3.1 Incoming file formats

Email Verifier is a powerful e-mail checking tool to verify your customers e-mail addresses from your mailbox or contact files. It can process both plain list of e-mail addresses / domains where each line contains one item and files of more complex structure where lines represents multi-field records of the same structure (i. e. containing the same fields separated with the same delimiter). For example, you can export a worksheet of an MS Excel file to check availability of e-mail addresses/domains listed there. It’s supposed that one line of an incoming file contains one e-mail address and/or one domain. This Email Verifier can perform several checks against an email address including syntax, dns MX lookup, top level domain name validation, etc.

3.2 Bulk Verifier internal cache

Bulk Verifier stores domain check results in the internal cache. If another e-mail address from the same domain will be found in the same mailing list, Bulk Verifier will not request the DNS server once again but will use the result from the cache. Cache size is limited only by the memory size of your computer. It takes 40 bytes of memory to store the result of one domain check. Thus, it will take 40 MBytes of memory to store the results of check of one million different domains. The time spent to find a previous check result in the cache practically does not depend on the cache size.

3.3 Timeouts

The quality of DNS servers list used by Bulk Verifier (Options\DNS) also influences deeply the application performance. If Bulk Verifier does not receive a response from a DNS server in a specified period of time (Options\Timeout, in seconds), it makes new attempts using another DNS service from the list each time. If all these attempts failed, the e-mail address is listed as not checked due to the connection timeout. The bigger the list of DNS servers which can be used by E-mail Verifier, the less is the probability that a couple of DNS servers which have operating problems will affect the application’s performance.

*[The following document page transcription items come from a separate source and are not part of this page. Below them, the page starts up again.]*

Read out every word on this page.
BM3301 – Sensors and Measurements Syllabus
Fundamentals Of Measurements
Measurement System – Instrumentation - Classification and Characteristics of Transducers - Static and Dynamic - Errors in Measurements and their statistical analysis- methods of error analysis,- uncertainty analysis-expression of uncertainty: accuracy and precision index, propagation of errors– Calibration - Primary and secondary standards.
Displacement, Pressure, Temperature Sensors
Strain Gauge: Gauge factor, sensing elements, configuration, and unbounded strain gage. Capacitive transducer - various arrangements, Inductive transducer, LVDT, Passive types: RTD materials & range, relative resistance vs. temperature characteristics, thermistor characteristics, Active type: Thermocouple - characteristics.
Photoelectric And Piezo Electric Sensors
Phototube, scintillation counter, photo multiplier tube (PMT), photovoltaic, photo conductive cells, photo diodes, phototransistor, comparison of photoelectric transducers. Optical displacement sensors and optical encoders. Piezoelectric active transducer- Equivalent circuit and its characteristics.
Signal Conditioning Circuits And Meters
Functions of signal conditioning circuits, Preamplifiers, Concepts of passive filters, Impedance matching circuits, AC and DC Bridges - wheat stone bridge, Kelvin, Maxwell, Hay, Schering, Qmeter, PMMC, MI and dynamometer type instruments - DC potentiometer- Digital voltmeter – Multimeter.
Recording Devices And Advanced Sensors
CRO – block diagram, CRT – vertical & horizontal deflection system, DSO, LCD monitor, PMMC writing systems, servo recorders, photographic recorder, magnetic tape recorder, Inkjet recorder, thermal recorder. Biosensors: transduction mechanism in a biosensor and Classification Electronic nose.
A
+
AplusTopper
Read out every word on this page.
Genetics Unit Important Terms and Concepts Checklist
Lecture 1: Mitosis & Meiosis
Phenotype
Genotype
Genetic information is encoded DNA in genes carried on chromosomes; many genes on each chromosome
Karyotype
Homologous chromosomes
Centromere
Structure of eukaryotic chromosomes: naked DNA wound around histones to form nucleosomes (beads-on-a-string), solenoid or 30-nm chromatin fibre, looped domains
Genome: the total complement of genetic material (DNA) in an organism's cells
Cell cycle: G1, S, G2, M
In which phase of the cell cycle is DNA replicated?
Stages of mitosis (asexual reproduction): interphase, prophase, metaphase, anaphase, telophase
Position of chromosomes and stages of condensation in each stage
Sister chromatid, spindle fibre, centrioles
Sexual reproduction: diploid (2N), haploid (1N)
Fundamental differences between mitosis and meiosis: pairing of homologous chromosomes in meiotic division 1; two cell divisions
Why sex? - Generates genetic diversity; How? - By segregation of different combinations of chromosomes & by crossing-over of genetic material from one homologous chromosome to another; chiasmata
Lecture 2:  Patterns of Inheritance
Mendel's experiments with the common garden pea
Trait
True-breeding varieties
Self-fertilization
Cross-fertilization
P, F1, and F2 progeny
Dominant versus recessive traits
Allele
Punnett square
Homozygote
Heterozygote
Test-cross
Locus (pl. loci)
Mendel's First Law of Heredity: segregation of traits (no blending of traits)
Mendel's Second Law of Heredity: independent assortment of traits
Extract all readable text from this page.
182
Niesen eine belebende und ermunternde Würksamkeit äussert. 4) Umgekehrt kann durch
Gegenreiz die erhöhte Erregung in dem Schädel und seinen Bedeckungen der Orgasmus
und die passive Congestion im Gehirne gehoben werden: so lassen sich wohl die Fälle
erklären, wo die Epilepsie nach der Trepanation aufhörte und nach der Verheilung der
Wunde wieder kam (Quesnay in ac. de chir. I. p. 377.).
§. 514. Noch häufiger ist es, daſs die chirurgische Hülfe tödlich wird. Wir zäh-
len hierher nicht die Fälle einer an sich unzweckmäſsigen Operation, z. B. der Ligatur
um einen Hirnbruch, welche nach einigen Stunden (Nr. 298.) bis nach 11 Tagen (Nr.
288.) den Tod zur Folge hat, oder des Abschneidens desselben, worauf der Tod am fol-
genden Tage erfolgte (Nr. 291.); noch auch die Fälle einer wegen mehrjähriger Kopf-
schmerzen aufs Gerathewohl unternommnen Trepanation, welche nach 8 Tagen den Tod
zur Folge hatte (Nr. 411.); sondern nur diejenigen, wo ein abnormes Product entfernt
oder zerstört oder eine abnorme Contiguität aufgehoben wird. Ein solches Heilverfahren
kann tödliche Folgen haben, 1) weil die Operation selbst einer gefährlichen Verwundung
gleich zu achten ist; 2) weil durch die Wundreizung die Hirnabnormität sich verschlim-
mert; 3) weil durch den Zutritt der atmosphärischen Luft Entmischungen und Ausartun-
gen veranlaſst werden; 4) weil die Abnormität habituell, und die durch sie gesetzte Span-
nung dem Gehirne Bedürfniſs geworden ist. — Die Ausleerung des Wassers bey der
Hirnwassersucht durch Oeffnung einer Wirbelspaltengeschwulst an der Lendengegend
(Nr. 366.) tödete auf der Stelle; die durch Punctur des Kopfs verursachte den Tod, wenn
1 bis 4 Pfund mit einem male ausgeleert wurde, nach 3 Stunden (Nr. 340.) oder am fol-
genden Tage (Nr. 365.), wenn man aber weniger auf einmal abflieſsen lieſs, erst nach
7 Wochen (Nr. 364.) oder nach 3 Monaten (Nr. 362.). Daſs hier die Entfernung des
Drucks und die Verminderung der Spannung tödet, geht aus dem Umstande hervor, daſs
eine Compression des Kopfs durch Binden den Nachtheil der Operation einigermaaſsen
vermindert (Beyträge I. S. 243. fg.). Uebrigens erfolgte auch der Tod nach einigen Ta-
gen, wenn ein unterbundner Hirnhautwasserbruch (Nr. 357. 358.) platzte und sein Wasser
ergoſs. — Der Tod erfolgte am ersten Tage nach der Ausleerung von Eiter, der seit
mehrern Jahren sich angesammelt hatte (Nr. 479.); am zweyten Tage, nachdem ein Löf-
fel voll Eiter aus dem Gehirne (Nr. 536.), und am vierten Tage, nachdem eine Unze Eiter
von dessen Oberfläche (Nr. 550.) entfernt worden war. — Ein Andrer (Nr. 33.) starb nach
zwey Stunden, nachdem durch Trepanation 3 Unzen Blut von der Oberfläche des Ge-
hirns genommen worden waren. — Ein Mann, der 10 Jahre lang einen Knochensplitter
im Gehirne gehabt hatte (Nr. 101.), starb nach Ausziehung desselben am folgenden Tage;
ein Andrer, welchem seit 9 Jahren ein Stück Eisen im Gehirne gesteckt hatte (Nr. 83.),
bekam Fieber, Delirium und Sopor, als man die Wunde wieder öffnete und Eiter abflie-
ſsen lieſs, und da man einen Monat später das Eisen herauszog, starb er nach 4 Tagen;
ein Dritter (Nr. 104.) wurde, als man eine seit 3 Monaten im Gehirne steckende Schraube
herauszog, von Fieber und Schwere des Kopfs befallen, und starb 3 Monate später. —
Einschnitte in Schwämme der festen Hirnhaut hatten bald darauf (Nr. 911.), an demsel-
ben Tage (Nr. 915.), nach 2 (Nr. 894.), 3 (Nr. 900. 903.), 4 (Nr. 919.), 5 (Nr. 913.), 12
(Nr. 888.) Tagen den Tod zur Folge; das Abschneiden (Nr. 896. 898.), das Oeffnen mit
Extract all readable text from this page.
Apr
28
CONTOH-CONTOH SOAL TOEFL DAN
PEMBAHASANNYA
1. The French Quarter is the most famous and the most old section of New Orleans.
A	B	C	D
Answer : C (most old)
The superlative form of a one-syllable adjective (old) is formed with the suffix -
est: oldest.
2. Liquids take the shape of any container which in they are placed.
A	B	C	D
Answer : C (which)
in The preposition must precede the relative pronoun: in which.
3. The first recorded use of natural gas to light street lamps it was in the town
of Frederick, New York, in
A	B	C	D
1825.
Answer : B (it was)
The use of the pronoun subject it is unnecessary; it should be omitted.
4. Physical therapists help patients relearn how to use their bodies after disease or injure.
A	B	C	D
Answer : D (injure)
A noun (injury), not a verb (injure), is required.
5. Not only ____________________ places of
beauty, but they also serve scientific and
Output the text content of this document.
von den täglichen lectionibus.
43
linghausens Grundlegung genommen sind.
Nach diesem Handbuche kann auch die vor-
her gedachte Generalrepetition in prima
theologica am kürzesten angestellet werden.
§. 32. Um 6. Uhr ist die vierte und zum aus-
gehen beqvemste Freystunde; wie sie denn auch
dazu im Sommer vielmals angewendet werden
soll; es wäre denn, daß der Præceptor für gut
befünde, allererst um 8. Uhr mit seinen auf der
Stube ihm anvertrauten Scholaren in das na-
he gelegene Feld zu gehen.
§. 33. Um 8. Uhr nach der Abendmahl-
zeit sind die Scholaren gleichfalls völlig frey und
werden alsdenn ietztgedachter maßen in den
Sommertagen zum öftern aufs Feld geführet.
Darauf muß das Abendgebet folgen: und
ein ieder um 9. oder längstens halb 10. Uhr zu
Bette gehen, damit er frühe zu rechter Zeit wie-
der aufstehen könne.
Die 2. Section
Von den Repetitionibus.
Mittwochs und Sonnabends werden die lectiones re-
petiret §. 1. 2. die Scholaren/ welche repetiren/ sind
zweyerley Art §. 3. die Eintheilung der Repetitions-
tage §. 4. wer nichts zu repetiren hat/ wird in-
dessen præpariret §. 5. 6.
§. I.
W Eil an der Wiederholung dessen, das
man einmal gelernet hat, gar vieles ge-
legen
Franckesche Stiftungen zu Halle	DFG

3.4 Multithread processing

Bulk Verifier is a multi-thread application. You can define up to 600 threads which will be used simultaneously (one thread is used to check one e-mail address/domain).

Please note that using the maximal number of threads is not always the best choice. For example, if you use 600 threads, the application checks 600 domains at the same time sending up to 15 000 requests for DNS servers per minute. At that the traffic may amount to 700 kbps. A DNS server’s software may regard this as a hackers attack and block you up.

It is also possible that DNS server can process only a certain limited amount of requests per second from the same address ignoring the rest of requests to ensure other users have enough resources to work with the server. In this case the application productivity will decrease significantly since some addresses will be checked repeatedly because previous attempts to check them were unsuccessful due to timeouts.

Thus, if your network connection is capable to provide the work of more than 50 threads, you should adjust your Bulk Verifier parameters as about one DNS server (Options\DNS) per each ten threads. In this case you can be sure that servers will not fail because of the overload.

Multithread applications work in different ways with different operation systems of Windows family. Windows XP perfectly copes with 600 processing threads; at that the processor load increases insignificantly. Older operation systems (e. g. Windows’98, Windows NT4) are more sensitive to big threads number and even a hundred of threads may lead to a considerable processor load. We recommend you to use Bulk Verifier on computers controlled by Windows XP to reach the application’s maximal performance.

4 Fast mode of Bulk Verifier

In this mode this High Speed Verifier is able to process mailing lists containing dozens of millions of e-mail addresses at a speed of several thousands addresses per second. To switch to this mode please UNcheck the option “Advanced e-mail check using SMTP” in the Bulk Verifier Options dialog (see also the section “Bulk Verifier interface and options”).

Working in the fast mode, Bulk Verifier determines about 25-30% of unavailable e-mail addresses in a mailing list. These figures may seem weak since theoretically up to 70% of unavailable e-mails can be determined in a list using software methods, but in fact these 30% can amount to 10% of the whole mailing list, which is quite significant.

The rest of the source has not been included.